I have done DE analysis using SCANpy on my single cell data and I have compared each cluster versus all the other clusters. One cluster seems particularly interesting so I wanted to do pathway analysis.

I have already tried to do the pathway analysis but I got confused. I initially followed the instructions from here (https://nbisweden.github.io/workshop-scRNAseq/labs/compiled/scanpy/scanpy_05_dge.html) and did the enrichment and then I also wanted to do GSEA so I used gseapy.prerank. However, then I was trying to find a way to visualize the network so I ended up going to the gseapy documentation.

The steps of the enrichment analysis seemed the same but then I got confused with the GSEA portion. The first tutorial I found used gseapy.prerank but the second one uses gp.gsea. I was trying to understand the difference and it seems that since I already have the DE analysis I should be using the gseapy.prerank right bit I am not sure.
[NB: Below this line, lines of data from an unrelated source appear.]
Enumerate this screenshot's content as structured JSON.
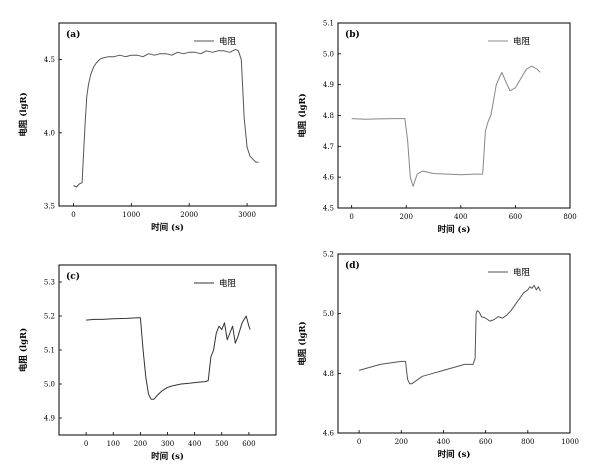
{
  "figure": {
    "panels": [
      {
        "panel_label": "(a)",
        "ylabel": "电阻 (lgR)",
        "xlabel": "时间 (s)",
        "legend": "电阻"
      },
      {
        "panel_label": "(b)",
        "ylabel": "电阻 (lgR)",
        "xlabel": "时间 (s)",
        "legend": "电阻"
      },
      {
        "panel_label": "(c)",
        "ylabel": "电阻 (lgR)",
        "xlabel": "时间 (s)",
        "legend": "电阻"
      },
      {
        "panel_label": "(d)",
        "ylabel": "电阻 (lgR)",
        "xlabel": "时间 (s)",
        "legend": "电阻"
      }
    ]
  },
  "chart_data": [
    {
      "type": "line",
      "title": "(a)",
      "xlabel": "时间 (s)",
      "ylabel": "电阻 (lgR)",
      "xlim": [
        -250,
        3500
      ],
      "ylim": [
        3.5,
        4.75
      ],
      "xticks": [
        0,
        1000,
        2000,
        3000
      ],
      "yticks": [
        3.5,
        4.0,
        4.5
      ],
      "ytick_format": "1",
      "legend_position": "top-right",
      "color": "#555555",
      "series": [
        {
          "name": "电阻",
          "x": [
            0,
            50,
            100,
            150,
            200,
            230,
            260,
            300,
            350,
            400,
            450,
            500,
            600,
            700,
            800,
            900,
            1000,
            1100,
            1200,
            1300,
            1400,
            1500,
            1600,
            1700,
            1800,
            1900,
            2000,
            2100,
            2200,
            2300,
            2400,
            2500,
            2600,
            2700,
            2800,
            2850,
            2900,
            2950,
            3000,
            3050,
            3100,
            3150,
            3200
          ],
          "y": [
            3.64,
            3.63,
            3.65,
            3.66,
            4.05,
            4.25,
            4.33,
            4.4,
            4.45,
            4.48,
            4.5,
            4.51,
            4.52,
            4.52,
            4.53,
            4.52,
            4.53,
            4.53,
            4.52,
            4.54,
            4.53,
            4.54,
            4.54,
            4.53,
            4.55,
            4.54,
            4.55,
            4.55,
            4.54,
            4.56,
            4.55,
            4.56,
            4.56,
            4.55,
            4.57,
            4.56,
            4.5,
            4.1,
            3.9,
            3.84,
            3.82,
            3.8,
            3.8
          ]
        }
      ]
    },
    {
      "type": "line",
      "title": "(b)",
      "xlabel": "时间 (s)",
      "ylabel": "电阻 (lgR)",
      "xlim": [
        -50,
        800
      ],
      "ylim": [
        4.5,
        5.1
      ],
      "xticks": [
        0,
        200,
        400,
        600,
        800
      ],
      "yticks": [
        4.5,
        4.6,
        4.7,
        4.8,
        4.9,
        5.0,
        5.1
      ],
      "ytick_format": "1",
      "legend_position": "top-right",
      "color": "#888888",
      "series": [
        {
          "name": "电阻",
          "x": [
            0,
            50,
            100,
            150,
            195,
            205,
            215,
            225,
            240,
            260,
            300,
            350,
            400,
            450,
            480,
            490,
            500,
            510,
            520,
            530,
            540,
            550,
            560,
            570,
            580,
            600,
            620,
            640,
            660,
            680,
            690
          ],
          "y": [
            4.79,
            4.788,
            4.789,
            4.79,
            4.79,
            4.72,
            4.6,
            4.57,
            4.61,
            4.62,
            4.612,
            4.61,
            4.608,
            4.61,
            4.61,
            4.75,
            4.78,
            4.8,
            4.85,
            4.9,
            4.92,
            4.94,
            4.92,
            4.9,
            4.88,
            4.89,
            4.92,
            4.95,
            4.96,
            4.95,
            4.94
          ]
        }
      ]
    },
    {
      "type": "line",
      "title": "(c)",
      "xlabel": "时间 (s)",
      "ylabel": "电阻 (lgR)",
      "xlim": [
        -100,
        700
      ],
      "ylim": [
        4.85,
        5.35
      ],
      "xticks": [
        0,
        100,
        200,
        300,
        400,
        500,
        600
      ],
      "yticks": [
        4.9,
        5.0,
        5.1,
        5.2,
        5.3
      ],
      "ytick_format": "1",
      "legend_position": "top-right",
      "color": "#333333",
      "series": [
        {
          "name": "电阻",
          "x": [
            0,
            30,
            60,
            100,
            150,
            190,
            200,
            210,
            220,
            230,
            240,
            250,
            260,
            280,
            300,
            320,
            350,
            380,
            400,
            420,
            440,
            450,
            460,
            470,
            480,
            490,
            500,
            510,
            520,
            530,
            540,
            550,
            560,
            575,
            590,
            600,
            605
          ],
          "y": [
            5.188,
            5.19,
            5.19,
            5.192,
            5.193,
            5.195,
            5.195,
            5.1,
            5.02,
            4.97,
            4.955,
            4.955,
            4.965,
            4.98,
            4.99,
            4.995,
            5.0,
            5.002,
            5.004,
            5.006,
            5.007,
            5.01,
            5.08,
            5.1,
            5.15,
            5.17,
            5.16,
            5.18,
            5.13,
            5.15,
            5.17,
            5.12,
            5.14,
            5.18,
            5.2,
            5.17,
            5.16
          ]
        }
      ]
    },
    {
      "type": "line",
      "title": "(d)",
      "xlabel": "时间 (s)",
      "ylabel": "电阻 (lgR)",
      "xlim": [
        -100,
        1000
      ],
      "ylim": [
        4.6,
        5.2
      ],
      "xticks": [
        0,
        200,
        400,
        600,
        800,
        1000
      ],
      "yticks": [
        4.6,
        4.8,
        5.0,
        5.2
      ],
      "ytick_format": "1",
      "legend_position": "top-right",
      "color": "#555555",
      "series": [
        {
          "name": "电阻",
          "x": [
            0,
            50,
            100,
            150,
            200,
            220,
            230,
            240,
            250,
            270,
            300,
            350,
            400,
            450,
            500,
            540,
            550,
            555,
            560,
            570,
            580,
            600,
            620,
            640,
            660,
            680,
            700,
            720,
            740,
            760,
            780,
            800,
            810,
            820,
            830,
            840,
            850,
            860
          ],
          "y": [
            4.81,
            4.82,
            4.83,
            4.835,
            4.84,
            4.84,
            4.78,
            4.765,
            4.765,
            4.775,
            4.79,
            4.8,
            4.81,
            4.82,
            4.83,
            4.83,
            4.85,
            5.0,
            5.01,
            5.005,
            4.99,
            4.985,
            4.975,
            4.98,
            4.99,
            4.985,
            4.995,
            5.01,
            5.03,
            5.05,
            5.07,
            5.08,
            5.09,
            5.085,
            5.095,
            5.08,
            5.09,
            5.075
          ]
        }
      ]
    }
  ]
}
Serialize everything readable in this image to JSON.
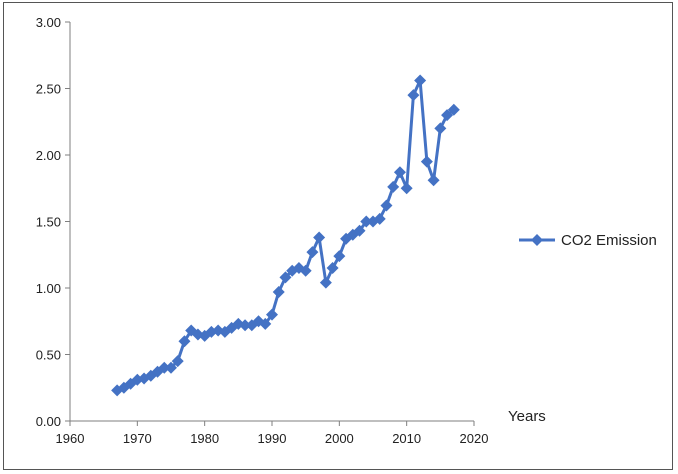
{
  "chart_data": {
    "type": "line",
    "title": "",
    "xlabel": "Years",
    "ylabel": "",
    "xlim": [
      1960,
      2020
    ],
    "ylim": [
      0,
      3
    ],
    "x_ticks": [
      "1960",
      "1970",
      "1980",
      "1990",
      "2000",
      "2010",
      "2020"
    ],
    "y_ticks": [
      "0.00",
      "0.50",
      "1.00",
      "1.50",
      "2.00",
      "2.50",
      "3.00"
    ],
    "grid": false,
    "legend_position": "right",
    "series": [
      {
        "name": "CO2 Emission",
        "color": "#4472C4",
        "marker": "diamond",
        "x": [
          1967,
          1968,
          1969,
          1970,
          1971,
          1972,
          1973,
          1974,
          1975,
          1976,
          1977,
          1978,
          1979,
          1980,
          1981,
          1982,
          1983,
          1984,
          1985,
          1986,
          1987,
          1988,
          1989,
          1990,
          1991,
          1992,
          1993,
          1994,
          1995,
          1996,
          1997,
          1998,
          1999,
          2000,
          2001,
          2002,
          2003,
          2004,
          2005,
          2006,
          2007,
          2008,
          2009,
          2010,
          2011,
          2012,
          2013,
          2014,
          2015,
          2016,
          2017
        ],
        "y": [
          0.23,
          0.25,
          0.28,
          0.31,
          0.32,
          0.34,
          0.37,
          0.4,
          0.4,
          0.45,
          0.6,
          0.68,
          0.65,
          0.64,
          0.67,
          0.68,
          0.67,
          0.7,
          0.73,
          0.72,
          0.72,
          0.75,
          0.73,
          0.8,
          0.97,
          1.08,
          1.13,
          1.15,
          1.13,
          1.27,
          1.38,
          1.04,
          1.15,
          1.24,
          1.37,
          1.4,
          1.43,
          1.5,
          1.5,
          1.52,
          1.62,
          1.76,
          1.87,
          1.75,
          2.45,
          2.56,
          1.95,
          1.81,
          2.2,
          2.3,
          2.34
        ]
      }
    ]
  }
}
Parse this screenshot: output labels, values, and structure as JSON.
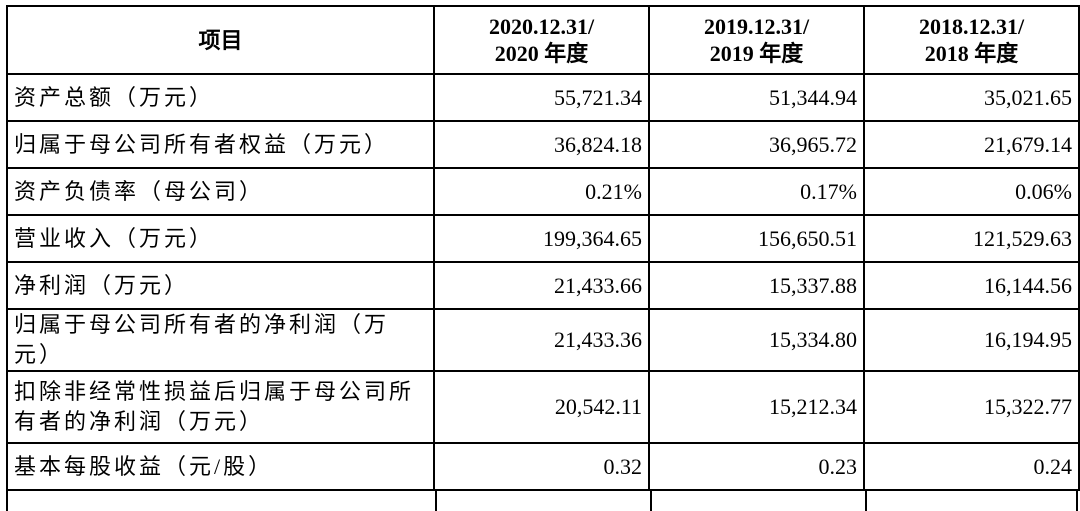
{
  "table": {
    "header": [
      [
        "项目"
      ],
      [
        "2020.12.31/",
        "2020 年度"
      ],
      [
        "2019.12.31/",
        "2019 年度"
      ],
      [
        "2018.12.31/",
        "2018 年度"
      ]
    ],
    "rows": [
      [
        "资产总额（万元）",
        "55,721.34",
        "51,344.94",
        "35,021.65"
      ],
      [
        "归属于母公司所有者权益（万元）",
        "36,824.18",
        "36,965.72",
        "21,679.14"
      ],
      [
        "资产负债率（母公司）",
        "0.21%",
        "0.17%",
        "0.06%"
      ],
      [
        "营业收入（万元）",
        "199,364.65",
        "156,650.51",
        "121,529.63"
      ],
      [
        "净利润（万元）",
        "21,433.66",
        "15,337.88",
        "16,144.56"
      ],
      [
        "归属于母公司所有者的净利润（万元）",
        "21,433.36",
        "15,334.80",
        "16,194.95"
      ],
      [
        "扣除非经常性损益后归属于母公司所有者的净利润（万元）",
        "20,542.11",
        "15,212.34",
        "15,322.77"
      ],
      [
        "基本每股收益（元/股）",
        "0.32",
        "0.23",
        "0.24"
      ]
    ]
  }
}
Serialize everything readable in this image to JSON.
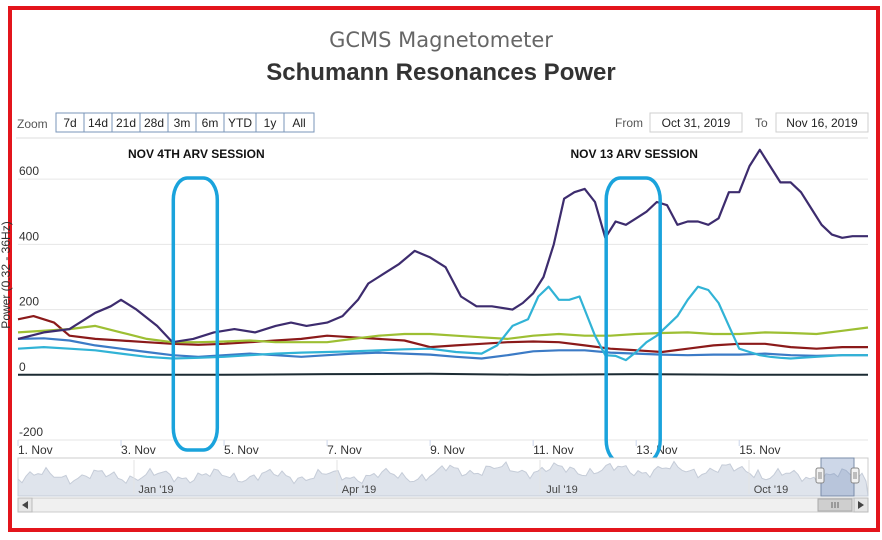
{
  "chart_data": {
    "type": "line",
    "title": "GCMS Magnetometer",
    "subtitle": "Schumann Resonances Power",
    "ylabel": "Power (0.32 - 36Hz)",
    "ylim": [
      -200,
      720
    ],
    "yticks": [
      "600",
      "400",
      "200",
      "0",
      "-200"
    ],
    "ytick_values": [
      600,
      400,
      200,
      0,
      -200
    ],
    "x_range_days": [
      0,
      16.5
    ],
    "xtick_labels": [
      "1. Nov",
      "3. Nov",
      "5. Nov",
      "7. Nov",
      "9. Nov",
      "11. Nov",
      "13. Nov",
      "15. Nov"
    ],
    "xtick_days": [
      0,
      2,
      4,
      6,
      8,
      10,
      12,
      14
    ],
    "zoom": {
      "label": "Zoom",
      "buttons": [
        "7d",
        "14d",
        "21d",
        "28d",
        "3m",
        "6m",
        "YTD",
        "1y",
        "All"
      ],
      "selected": "All"
    },
    "range_inputs": {
      "from_label": "From",
      "from_value": "Oct 31, 2019",
      "to_label": "To",
      "to_value": "Nov 16, 2019"
    },
    "annotations": [
      {
        "text": "NOV 4TH ARV SESSION",
        "day": 3.5
      },
      {
        "text": "NOV 13 ARV SESSION",
        "day": 12.0
      }
    ],
    "highlight_color": "#1aa3dc",
    "navigator_labels": [
      "Jan '19",
      "Apr '19",
      "Jul '19",
      "Oct '19"
    ],
    "series": [
      {
        "color": "#3d2c6e",
        "x": [
          0,
          0.5,
          1,
          1.5,
          1.8,
          2,
          2.3,
          2.7,
          3,
          3.4,
          3.8,
          4.2,
          4.6,
          5,
          5.3,
          5.6,
          6,
          6.3,
          6.6,
          6.8,
          7,
          7.4,
          7.7,
          8,
          8.3,
          8.6,
          8.9,
          9.2,
          9.6,
          9.8,
          10,
          10.2,
          10.4,
          10.6,
          10.8,
          11,
          11.2,
          11.4,
          11.6,
          11.8,
          12,
          12.2,
          12.4,
          12.6,
          12.8,
          13,
          13.2,
          13.4,
          13.6,
          13.8,
          14,
          14.2,
          14.4,
          14.6,
          14.8,
          15,
          15.2,
          15.4,
          15.6,
          15.8,
          16,
          16.2,
          16.5
        ],
        "y": [
          110,
          130,
          140,
          190,
          210,
          230,
          200,
          150,
          100,
          110,
          130,
          140,
          130,
          150,
          160,
          150,
          160,
          180,
          230,
          280,
          300,
          340,
          380,
          360,
          330,
          240,
          210,
          210,
          200,
          220,
          250,
          300,
          400,
          540,
          560,
          570,
          530,
          420,
          470,
          460,
          480,
          500,
          530,
          520,
          460,
          470,
          470,
          460,
          480,
          560,
          560,
          640,
          690,
          640,
          590,
          590,
          560,
          510,
          460,
          430,
          420,
          425,
          425
        ]
      },
      {
        "color": "#31b3d6",
        "x": [
          0,
          0.5,
          1,
          1.5,
          2,
          2.5,
          3,
          3.5,
          4,
          4.5,
          5,
          5.5,
          6,
          6.5,
          7,
          7.5,
          8,
          8.5,
          9,
          9.3,
          9.6,
          9.9,
          10.1,
          10.3,
          10.5,
          10.7,
          10.9,
          11,
          11.2,
          11.4,
          11.6,
          11.8,
          12,
          12.2,
          12.4,
          12.6,
          12.8,
          13,
          13.2,
          13.4,
          13.6,
          13.8,
          14,
          14.2,
          14.4,
          14.6,
          14.8,
          15,
          15.2,
          15.5,
          16,
          16.5
        ],
        "y": [
          80,
          85,
          80,
          75,
          65,
          55,
          50,
          52,
          55,
          60,
          65,
          68,
          70,
          72,
          75,
          78,
          80,
          70,
          65,
          90,
          150,
          170,
          240,
          270,
          230,
          230,
          240,
          200,
          120,
          60,
          58,
          45,
          70,
          100,
          120,
          150,
          180,
          230,
          270,
          260,
          220,
          150,
          80,
          70,
          60,
          55,
          52,
          50,
          52,
          55,
          60,
          60
        ]
      },
      {
        "color": "#9dbf33",
        "x": [
          0,
          1,
          1.5,
          2,
          2.5,
          3,
          3.5,
          4,
          4.5,
          5,
          6,
          6.5,
          7,
          7.5,
          8,
          8.5,
          9,
          9.5,
          10,
          10.5,
          11,
          11.5,
          12,
          12.5,
          13,
          13.5,
          14,
          14.5,
          15,
          15.5,
          16,
          16.5
        ],
        "y": [
          130,
          140,
          150,
          130,
          110,
          100,
          100,
          102,
          105,
          100,
          100,
          110,
          120,
          125,
          125,
          120,
          115,
          110,
          120,
          125,
          120,
          120,
          125,
          128,
          130,
          125,
          125,
          130,
          128,
          125,
          135,
          145
        ]
      },
      {
        "color": "#8b1a1a",
        "x": [
          0,
          0.3,
          0.7,
          1,
          1.5,
          2,
          2.5,
          3,
          3.5,
          4,
          4.5,
          5,
          5.5,
          6,
          6.5,
          7,
          7.5,
          8,
          8.5,
          9,
          9.5,
          10,
          10.5,
          11,
          11.5,
          12,
          12.5,
          13,
          13.5,
          14,
          14.5,
          15,
          15.5,
          16,
          16.5
        ],
        "y": [
          170,
          180,
          160,
          120,
          110,
          105,
          100,
          95,
          92,
          95,
          100,
          105,
          110,
          120,
          115,
          110,
          105,
          85,
          90,
          95,
          100,
          102,
          100,
          90,
          80,
          75,
          70,
          80,
          90,
          95,
          95,
          85,
          80,
          85,
          85
        ]
      },
      {
        "color": "#3c7bc6",
        "x": [
          0,
          0.5,
          1,
          1.5,
          2,
          2.5,
          3,
          3.5,
          4,
          4.5,
          5,
          5.5,
          6,
          6.5,
          7,
          7.5,
          8,
          8.5,
          9,
          9.5,
          10,
          10.5,
          11,
          11.5,
          12,
          12.5,
          13,
          13.5,
          14,
          14.5,
          15,
          15.5,
          16,
          16.5
        ],
        "y": [
          110,
          112,
          105,
          90,
          80,
          70,
          60,
          55,
          60,
          65,
          60,
          55,
          60,
          65,
          68,
          65,
          62,
          55,
          50,
          60,
          72,
          75,
          75,
          68,
          65,
          62,
          60,
          62,
          62,
          65,
          60,
          58,
          60,
          60
        ]
      },
      {
        "color": "#1c2b33",
        "x": [
          0,
          2,
          4,
          6,
          8,
          10,
          12,
          14,
          16,
          16.5
        ],
        "y": [
          0,
          0,
          0,
          2,
          3,
          0,
          2,
          0,
          0,
          0
        ]
      }
    ]
  }
}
I was wondering if doing the analysis trough KEGG would be easier.

Thank you

Gene set enrichment analysis (GSEA) is a commonly used algorithm for characterizing gene expression changes. However, the currently available tools used to perform GSEA have a limited ability to analyze large datasets, which is particularly problematic for the analysis of single-cell data. To overcome this limitation, we developed a GSEA package in Python (GSEApy), which could efficiently analyze large single-cell datasets.


2 Answers 2


An easy way to do an enrichment analysis in scanpy is using scanpy.queries.enrich(). This relies on gprofiler, which uses KEGG, GO and other ontologies


The original question was GSEApy vs KEGG. The response below is GSEApy. The question has been edited and is now a different question concerning options within GSEApy.

Response to original question

If GSEApy as described in the publication provides the output you require - that is much, much simpler. KEGG will be complex and you'd need its ids.

However, surely GSEA will require to perform the full calculation of fold-change from scratch rather than be fed the output of scanpy? KEGG will require the output of scanpy. GSEApy primary function is fold-change rather identifying the precisely which pathways are regulating the phenotype under analysis.

KEGG will provide a more accurate answer - in my humble opinion. GSEApy is a lot easier because it very much an "all-in-one" solution. If the answer isn't satisfactory you can always switch.

Just to note the GSEApy version I'm referring to is the latest publication.

NOTE There was a deleted post from the OP about an option within GSEA. This is a separate question in the SE format of questions and answers. Thats the way the site works.